La storia di David Karnovski prende le mosse da un piccolo borgo ebraico, uno shtetl della Polonia, all’alba del secolo scorso e, passando per Berlino e per Die Goldene Medina, l’America dell’Eldorado, segue la parabola dell’Emancipazione ebraica. Pubblicato negli Stati Uniti, in yiddish, nel 1943, questo romanzo non è solo l’avvincente cronaca di una famiglia con le sue contraddizioni, i suoi percorsi geografici, le incertezze comuni a molte altre storie. È anche e soprattutto un raro ritratto di quell’atmosfera che lasciava presagire, ma non ancora vedere, il buio della Shoah.
Israel Joshua Singer non ci racconta lo sterminio, perché ancora non lo conosceva – del resto egli morirà prima della fine della guerra. Racconta invece i sogni d’integrazione di David Karnovski e di suo figlio Georg – «tedesco tra i tedeschi» prima ancora che «ebreo tra gli ebrei», il loro progressivo e sempre più entusiastico assimilarsi nella società circostante, il loro spasmodico desiderio di diventare «eguali». Poi tocca a Jegor, figlio di padre ebreo e madre ariana, che viene al mondo nella Germania nazista.

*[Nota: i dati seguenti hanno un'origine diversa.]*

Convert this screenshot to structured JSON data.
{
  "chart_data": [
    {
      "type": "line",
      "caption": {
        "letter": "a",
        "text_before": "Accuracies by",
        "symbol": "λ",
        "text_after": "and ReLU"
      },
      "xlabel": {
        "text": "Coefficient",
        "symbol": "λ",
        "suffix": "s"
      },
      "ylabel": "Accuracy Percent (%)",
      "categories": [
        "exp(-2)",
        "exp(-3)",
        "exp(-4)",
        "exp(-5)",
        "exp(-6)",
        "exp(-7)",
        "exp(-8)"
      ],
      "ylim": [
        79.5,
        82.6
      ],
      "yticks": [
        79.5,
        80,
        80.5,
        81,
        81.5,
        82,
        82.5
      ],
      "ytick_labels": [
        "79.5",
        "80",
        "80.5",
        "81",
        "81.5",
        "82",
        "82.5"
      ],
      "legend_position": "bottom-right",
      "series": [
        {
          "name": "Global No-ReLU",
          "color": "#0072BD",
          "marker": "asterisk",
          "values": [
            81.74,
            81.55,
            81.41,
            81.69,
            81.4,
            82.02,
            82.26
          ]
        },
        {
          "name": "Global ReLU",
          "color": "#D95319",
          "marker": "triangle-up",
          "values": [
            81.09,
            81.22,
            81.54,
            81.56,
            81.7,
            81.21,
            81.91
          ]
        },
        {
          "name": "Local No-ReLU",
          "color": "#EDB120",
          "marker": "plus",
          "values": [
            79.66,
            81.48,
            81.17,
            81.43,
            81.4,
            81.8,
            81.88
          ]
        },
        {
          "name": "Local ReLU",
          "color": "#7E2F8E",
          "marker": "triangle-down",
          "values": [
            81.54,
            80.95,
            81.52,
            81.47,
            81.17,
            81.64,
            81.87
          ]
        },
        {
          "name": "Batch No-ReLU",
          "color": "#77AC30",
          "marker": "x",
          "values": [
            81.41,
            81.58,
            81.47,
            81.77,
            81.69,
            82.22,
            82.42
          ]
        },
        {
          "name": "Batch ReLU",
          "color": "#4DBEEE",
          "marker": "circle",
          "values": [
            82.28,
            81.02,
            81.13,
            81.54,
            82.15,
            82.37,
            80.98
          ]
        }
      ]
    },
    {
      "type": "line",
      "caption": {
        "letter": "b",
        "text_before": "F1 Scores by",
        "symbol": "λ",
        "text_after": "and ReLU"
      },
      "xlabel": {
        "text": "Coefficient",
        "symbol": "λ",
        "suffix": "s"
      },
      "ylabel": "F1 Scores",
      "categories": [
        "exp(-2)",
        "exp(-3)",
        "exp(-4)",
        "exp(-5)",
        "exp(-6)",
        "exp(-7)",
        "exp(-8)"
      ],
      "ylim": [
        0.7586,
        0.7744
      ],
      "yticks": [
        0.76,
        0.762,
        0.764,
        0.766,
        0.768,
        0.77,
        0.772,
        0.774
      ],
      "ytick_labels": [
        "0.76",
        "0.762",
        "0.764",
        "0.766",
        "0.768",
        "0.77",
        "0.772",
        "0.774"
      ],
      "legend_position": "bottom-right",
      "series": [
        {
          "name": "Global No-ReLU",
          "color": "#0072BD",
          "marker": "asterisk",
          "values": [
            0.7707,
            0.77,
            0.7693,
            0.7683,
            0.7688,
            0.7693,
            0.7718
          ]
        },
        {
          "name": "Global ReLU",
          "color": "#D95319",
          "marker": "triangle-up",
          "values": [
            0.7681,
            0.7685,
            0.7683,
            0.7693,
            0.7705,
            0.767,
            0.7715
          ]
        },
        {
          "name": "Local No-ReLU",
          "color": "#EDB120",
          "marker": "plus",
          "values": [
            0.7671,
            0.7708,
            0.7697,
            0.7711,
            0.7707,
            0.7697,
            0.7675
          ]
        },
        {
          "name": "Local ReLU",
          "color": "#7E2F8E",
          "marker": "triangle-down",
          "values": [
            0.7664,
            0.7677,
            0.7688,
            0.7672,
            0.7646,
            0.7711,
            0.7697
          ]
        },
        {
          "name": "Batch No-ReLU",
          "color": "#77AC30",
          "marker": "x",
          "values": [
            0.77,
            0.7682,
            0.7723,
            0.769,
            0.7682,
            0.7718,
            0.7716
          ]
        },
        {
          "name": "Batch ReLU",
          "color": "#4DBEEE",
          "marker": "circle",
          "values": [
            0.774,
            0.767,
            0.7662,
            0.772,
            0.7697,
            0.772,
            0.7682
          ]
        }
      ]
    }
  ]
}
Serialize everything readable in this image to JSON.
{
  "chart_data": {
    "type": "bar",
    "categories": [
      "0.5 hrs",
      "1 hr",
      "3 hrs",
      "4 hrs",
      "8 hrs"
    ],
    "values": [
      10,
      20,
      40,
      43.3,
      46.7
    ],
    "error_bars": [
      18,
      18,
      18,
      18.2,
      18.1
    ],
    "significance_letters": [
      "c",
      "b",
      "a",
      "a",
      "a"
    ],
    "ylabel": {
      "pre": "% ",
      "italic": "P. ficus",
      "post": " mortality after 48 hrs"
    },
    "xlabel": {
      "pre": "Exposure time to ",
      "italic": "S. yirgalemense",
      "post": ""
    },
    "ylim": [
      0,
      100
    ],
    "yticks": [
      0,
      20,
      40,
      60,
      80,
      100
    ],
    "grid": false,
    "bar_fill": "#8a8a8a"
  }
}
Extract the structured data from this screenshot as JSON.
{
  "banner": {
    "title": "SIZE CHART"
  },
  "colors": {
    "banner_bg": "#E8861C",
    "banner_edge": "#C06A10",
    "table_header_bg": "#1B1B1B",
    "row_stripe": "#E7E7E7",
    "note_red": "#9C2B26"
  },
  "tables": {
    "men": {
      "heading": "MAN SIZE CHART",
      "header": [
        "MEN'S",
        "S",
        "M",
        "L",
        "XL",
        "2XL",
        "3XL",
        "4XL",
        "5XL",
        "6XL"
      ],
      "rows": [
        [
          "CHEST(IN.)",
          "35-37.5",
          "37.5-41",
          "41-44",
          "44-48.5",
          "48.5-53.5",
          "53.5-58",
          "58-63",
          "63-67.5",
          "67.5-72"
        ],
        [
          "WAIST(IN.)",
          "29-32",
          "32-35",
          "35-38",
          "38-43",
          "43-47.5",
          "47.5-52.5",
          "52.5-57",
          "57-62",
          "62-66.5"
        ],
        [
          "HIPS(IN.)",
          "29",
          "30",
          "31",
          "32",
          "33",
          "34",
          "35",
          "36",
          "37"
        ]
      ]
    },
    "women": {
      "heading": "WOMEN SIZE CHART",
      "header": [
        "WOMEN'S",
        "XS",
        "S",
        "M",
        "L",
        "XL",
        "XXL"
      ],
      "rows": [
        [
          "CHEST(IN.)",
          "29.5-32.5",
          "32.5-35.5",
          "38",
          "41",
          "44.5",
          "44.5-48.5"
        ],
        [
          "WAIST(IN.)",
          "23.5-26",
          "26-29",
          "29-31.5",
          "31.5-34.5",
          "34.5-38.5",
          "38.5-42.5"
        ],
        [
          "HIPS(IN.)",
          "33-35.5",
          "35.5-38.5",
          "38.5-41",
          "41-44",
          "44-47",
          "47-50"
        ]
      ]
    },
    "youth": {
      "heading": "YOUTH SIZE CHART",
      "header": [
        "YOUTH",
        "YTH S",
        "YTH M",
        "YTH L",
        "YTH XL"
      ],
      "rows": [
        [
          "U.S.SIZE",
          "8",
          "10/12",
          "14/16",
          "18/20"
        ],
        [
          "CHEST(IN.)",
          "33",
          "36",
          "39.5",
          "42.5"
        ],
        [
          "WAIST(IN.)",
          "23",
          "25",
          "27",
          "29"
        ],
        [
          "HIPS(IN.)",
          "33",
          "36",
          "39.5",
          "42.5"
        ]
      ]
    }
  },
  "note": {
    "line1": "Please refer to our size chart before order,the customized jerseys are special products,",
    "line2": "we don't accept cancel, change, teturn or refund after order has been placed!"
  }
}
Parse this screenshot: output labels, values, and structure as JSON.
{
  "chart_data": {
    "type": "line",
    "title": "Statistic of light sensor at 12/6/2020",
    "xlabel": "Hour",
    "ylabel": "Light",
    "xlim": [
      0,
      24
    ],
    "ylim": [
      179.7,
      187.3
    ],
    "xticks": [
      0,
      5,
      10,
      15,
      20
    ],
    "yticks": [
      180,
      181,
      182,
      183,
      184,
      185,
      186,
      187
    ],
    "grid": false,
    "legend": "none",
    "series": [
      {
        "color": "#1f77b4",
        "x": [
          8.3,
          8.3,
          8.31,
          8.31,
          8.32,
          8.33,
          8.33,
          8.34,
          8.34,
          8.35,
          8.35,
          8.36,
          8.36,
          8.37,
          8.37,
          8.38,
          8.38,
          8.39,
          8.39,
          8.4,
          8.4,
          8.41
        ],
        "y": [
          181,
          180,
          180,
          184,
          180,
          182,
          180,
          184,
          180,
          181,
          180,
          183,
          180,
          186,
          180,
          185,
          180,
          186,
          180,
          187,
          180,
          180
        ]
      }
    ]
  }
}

Israel Joshua Singer non ha mai conosciuto Auschwitz, non ha mai dovuto confrontarsi con quella tremenda verità che nel 1945 svelarono quei cancelli. Forse non gli è mai venuto in mente, come invece toccherà a suo fratello, di trovarsi a narrare un mondo che non esisteva più. Non ha mai provato a immaginare l’estinzione brutale della lingua in cui scriveva, lo yiddish annientato nei forni crematori. Eppure questo romanzo dai ritmi cadenzati che, con le sue finestre su un mondo ebraico complesso e carico di grandi sfide, molto argomenta oltre a raccontare, sembra già adombrare tutto quello che di lì a poco si vedrà, si saprà. Questa consapevolezza a posteriori lo rende una lettura non di rado scioccante: viene da prendersi la testa fra le mani. E si precipita in quel purgatorio di paura e incredulità, di preoccupazione e sgomento, che precedette le certezze. Le terribili scoperte di dopo la guerra. In fondo, un po’ ce le spiega anche, queste terribili scoperte: perché da quella sete di assimilazione dei Karnovski, da quel loro irrefrenabile desiderio di «diventare come gli altri», trapela anche l’evidenza del fallimento. È una storia, insomma, che va contro se stessa, fin quando non esplode. Ma Israel Joshua Singer, fratello maggiore di Isaac Bashevis, morto d’infarto nel 1944, non poté mai saperlo fino in fondo.